Isabel Marchese, director of health policy at Americans for Tax Reform, says many of these proposals risk doing more harm than good.

Marchese argues that rising healthcare costs stem in part from distorted market dynamics. “People aren't connected to the cost of healthcare,” she says. “In so many ways, we're subverting the natural order of supply and demand in health care, and that all contributes to the increase in cost.” She points to government intervention as a driver of those distortions, adding that increased demand without corresponding supply growth inevitably raises prices.

Policy debates over drug pricing are at the center of her work. Marchese criticizes recent efforts to impose price controls, including provisions in federal law that allow government negotiation backed by heavy penalties. She says those policies already show measurable effects. “That’s led to a 70% decline in small molecule research,” she says, warning that long-term consequences include “135 fewer drugs over the course of the next several years.”

Innovation, according to her, depends on the ability of companies to recover massive upfront investments. “The average drug takes 12 to 15 years to develop. It will cost companies roughly $2.6 billion per drug,” she says. “When you basically guarantee that they won't be able to recoup that amount… they're not going to do it.” She emphasizes that the true cost of price controls is often invisible. “When we can't see the cost in future drugs not happening… nobody can really understand the gravity of that cost.”

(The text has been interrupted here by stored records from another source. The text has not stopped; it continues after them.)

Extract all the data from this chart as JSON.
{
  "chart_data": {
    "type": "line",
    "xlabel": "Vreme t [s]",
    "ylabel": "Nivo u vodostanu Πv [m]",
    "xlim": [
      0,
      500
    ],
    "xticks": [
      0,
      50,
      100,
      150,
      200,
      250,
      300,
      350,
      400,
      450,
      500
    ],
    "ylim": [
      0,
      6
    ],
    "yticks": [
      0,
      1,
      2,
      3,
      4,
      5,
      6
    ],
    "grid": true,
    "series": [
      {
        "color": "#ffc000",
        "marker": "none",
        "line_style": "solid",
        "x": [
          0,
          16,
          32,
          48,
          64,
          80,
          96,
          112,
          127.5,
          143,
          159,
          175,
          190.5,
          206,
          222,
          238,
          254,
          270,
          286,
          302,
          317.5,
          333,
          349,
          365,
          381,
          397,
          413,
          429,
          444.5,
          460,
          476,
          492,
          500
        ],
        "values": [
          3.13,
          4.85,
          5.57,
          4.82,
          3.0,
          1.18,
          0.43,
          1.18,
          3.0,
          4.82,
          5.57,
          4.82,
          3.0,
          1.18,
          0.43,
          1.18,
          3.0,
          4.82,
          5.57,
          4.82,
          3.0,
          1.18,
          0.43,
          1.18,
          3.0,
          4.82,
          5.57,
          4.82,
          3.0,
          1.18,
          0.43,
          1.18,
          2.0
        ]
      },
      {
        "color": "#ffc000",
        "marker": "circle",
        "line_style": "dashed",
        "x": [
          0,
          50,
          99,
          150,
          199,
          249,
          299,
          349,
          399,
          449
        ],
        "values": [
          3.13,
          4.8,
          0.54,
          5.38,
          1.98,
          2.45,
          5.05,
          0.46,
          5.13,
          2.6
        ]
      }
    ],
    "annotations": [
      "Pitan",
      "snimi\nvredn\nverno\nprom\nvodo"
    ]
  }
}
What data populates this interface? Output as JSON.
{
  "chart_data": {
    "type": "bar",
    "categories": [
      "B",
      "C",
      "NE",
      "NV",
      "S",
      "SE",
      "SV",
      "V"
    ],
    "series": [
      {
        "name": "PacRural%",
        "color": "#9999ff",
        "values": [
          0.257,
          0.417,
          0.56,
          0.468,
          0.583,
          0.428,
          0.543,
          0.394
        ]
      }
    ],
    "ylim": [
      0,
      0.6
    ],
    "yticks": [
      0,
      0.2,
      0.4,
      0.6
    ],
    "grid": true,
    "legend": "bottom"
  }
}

Public understanding of the issue remains limited, according to Marchese. She says it is difficult to grasp delayed benefits like generic drugs. “Expensive drugs yesterday will become something easily accessible to you,” she says, pointing to real-world examples where prices drop dramatically once patents expire. Without that cycle, she says, “pharmaceutical companies would have never made that life saving, life preserving drug in the first place.”

Marchese also raises concerns about ideological inconsistency in current policy debates. “I think it's a huge problem on the right right now,” she says. “People wanted to just use all the tools at their disposal… to take hold of popular positions.” She warns that adopting policies like price controls for short-term gain risks undermining long-term arguments. “The next time they want to call out a Democrat… they'll be like, well, you supported price controls here.”

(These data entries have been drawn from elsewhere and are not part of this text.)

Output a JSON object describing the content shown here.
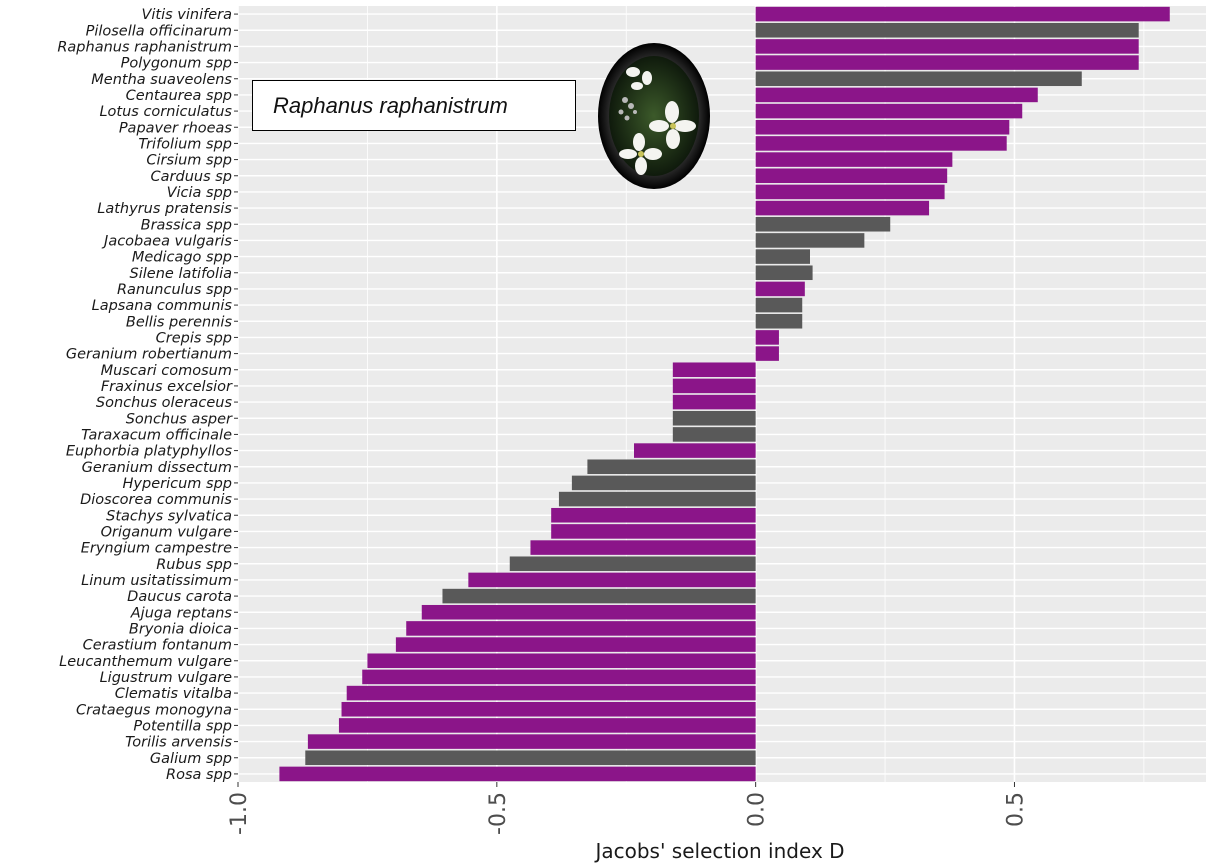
{
  "chart_data": {
    "type": "bar",
    "orientation": "horizontal",
    "title": "",
    "xlabel": "Jacobs' selection index D",
    "ylabel": "",
    "xlim": [
      -1.0,
      0.87
    ],
    "xticks": [
      -1.0,
      -0.5,
      0.0,
      0.5
    ],
    "xtick_labels": [
      "-1.0",
      "-0.5",
      "0.0",
      "0.5"
    ],
    "grid": true,
    "colors": {
      "purple": "#8b1589",
      "gray": "#595959",
      "panel": "#ebebeb",
      "grid": "#ffffff"
    },
    "categories": [
      "Vitis vinifera",
      "Pilosella officinarum",
      "Raphanus raphanistrum",
      "Polygonum spp",
      "Mentha suaveolens",
      "Centaurea spp",
      "Lotus corniculatus",
      "Papaver rhoeas",
      "Trifolium spp",
      "Cirsium spp",
      "Carduus sp",
      "Vicia spp",
      "Lathyrus pratensis",
      "Brassica spp",
      "Jacobaea vulgaris",
      "Medicago spp",
      "Silene latifolia",
      "Ranunculus spp",
      "Lapsana communis",
      "Bellis perennis",
      "Crepis spp",
      "Geranium robertianum",
      "Muscari comosum",
      "Fraxinus excelsior",
      "Sonchus oleraceus",
      "Sonchus asper",
      "Taraxacum officinale",
      "Euphorbia platyphyllos",
      "Geranium dissectum",
      "Hypericum spp",
      "Dioscorea communis",
      "Stachys sylvatica",
      "Origanum vulgare",
      "Eryngium campestre",
      "Rubus spp",
      "Linum usitatissimum",
      "Daucus carota",
      "Ajuga reptans",
      "Bryonia dioica",
      "Cerastium fontanum",
      "Leucanthemum vulgare",
      "Ligustrum vulgare",
      "Clematis vitalba",
      "Crataegus monogyna",
      "Potentilla spp",
      "Torilis arvensis",
      "Galium spp",
      "Rosa spp"
    ],
    "values": [
      0.8,
      0.74,
      0.74,
      0.74,
      0.63,
      0.545,
      0.515,
      0.49,
      0.485,
      0.38,
      0.37,
      0.365,
      0.335,
      0.26,
      0.21,
      0.105,
      0.11,
      0.095,
      0.09,
      0.09,
      0.045,
      0.045,
      -0.16,
      -0.16,
      -0.16,
      -0.16,
      -0.16,
      -0.235,
      -0.325,
      -0.355,
      -0.38,
      -0.395,
      -0.395,
      -0.435,
      -0.475,
      -0.555,
      -0.605,
      -0.645,
      -0.675,
      -0.695,
      -0.75,
      -0.76,
      -0.79,
      -0.8,
      -0.805,
      -0.865,
      -0.87,
      -0.92
    ],
    "bar_colors": [
      "purple",
      "gray",
      "purple",
      "purple",
      "gray",
      "purple",
      "purple",
      "purple",
      "purple",
      "purple",
      "purple",
      "purple",
      "purple",
      "gray",
      "gray",
      "gray",
      "gray",
      "purple",
      "gray",
      "gray",
      "purple",
      "purple",
      "purple",
      "purple",
      "purple",
      "gray",
      "gray",
      "purple",
      "gray",
      "gray",
      "gray",
      "purple",
      "purple",
      "purple",
      "gray",
      "purple",
      "gray",
      "purple",
      "purple",
      "purple",
      "purple",
      "purple",
      "purple",
      "purple",
      "purple",
      "purple",
      "gray",
      "purple"
    ],
    "annotation": "Raphanus raphanistrum"
  }
}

Beyond drug pricing, she highlights health savings accounts as a key reform. “They reduce the cost of health care by about 11% for users,” she says, explaining that consumers spend more carefully when using their own funds. “It's their money of theirs that's tangible… so they're cognizant of how much money they're spending. And that naturally drives prices lower.” She supports expanding HSAs further to increase consumer choice and cost awareness.

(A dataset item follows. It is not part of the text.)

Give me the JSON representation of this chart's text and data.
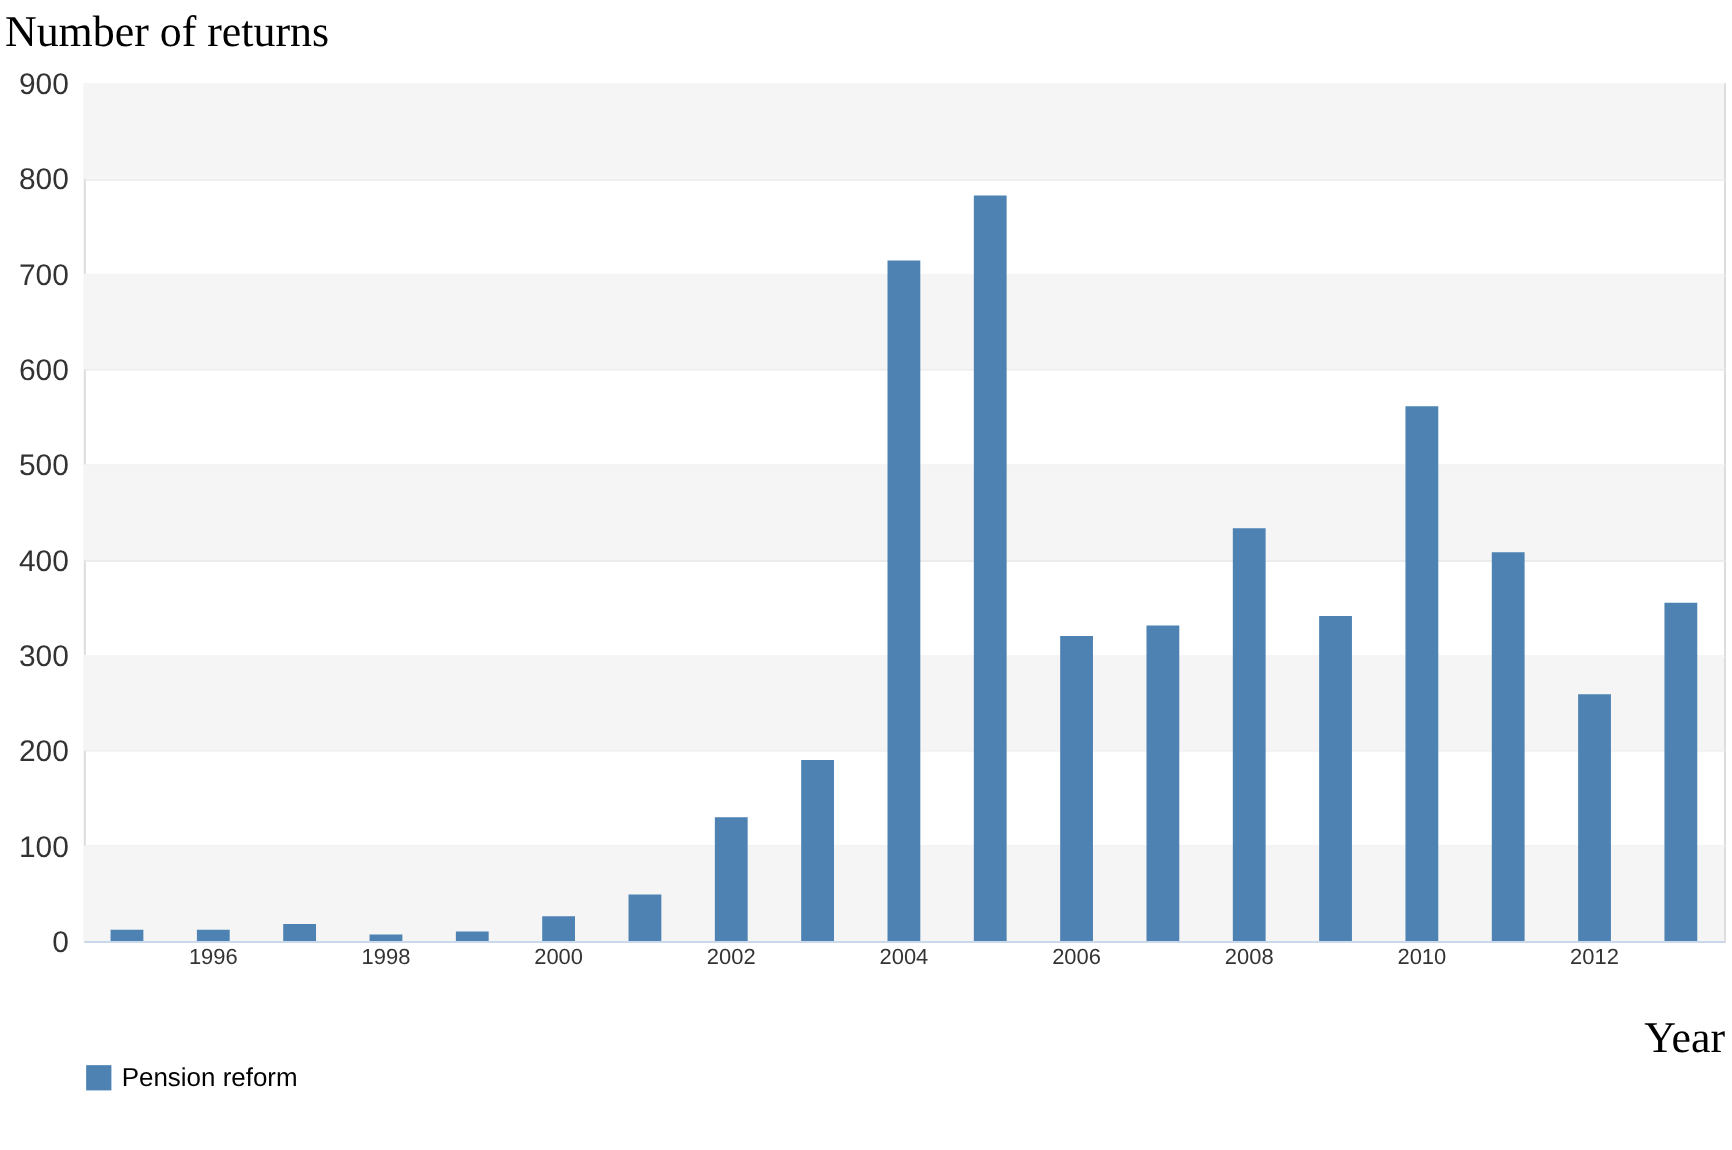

Tariffs on pharmaceuticals represent another concern. Marchese says recent policies risk raising costs while failing to achieve broader goals. “None of these hammer-fisted solutions come without costs,” she says, arguing that policymakers should instead focus on domestic production and deregulation. “We should be streamlining production here… incentivizing companies to have their manufacturing here and to give us better deals.”

Marchese acknowledges legitimate concerns about international pricing disparities but rejects coercive solutions. “The free rider problem is a real one,” she says, though she adds that foreign governments often limit what companies can charge. “We're overestimating their ability to raise prices,” she says, noting that some countries can impose severe penalties or seize intellectual property.

Healthcare costs, she says, will not fall through mandates alone. “We also should come to the table with solutions for people,” she says, pointing to market-based reforms that encourage innovation while giving consumers more control over spending.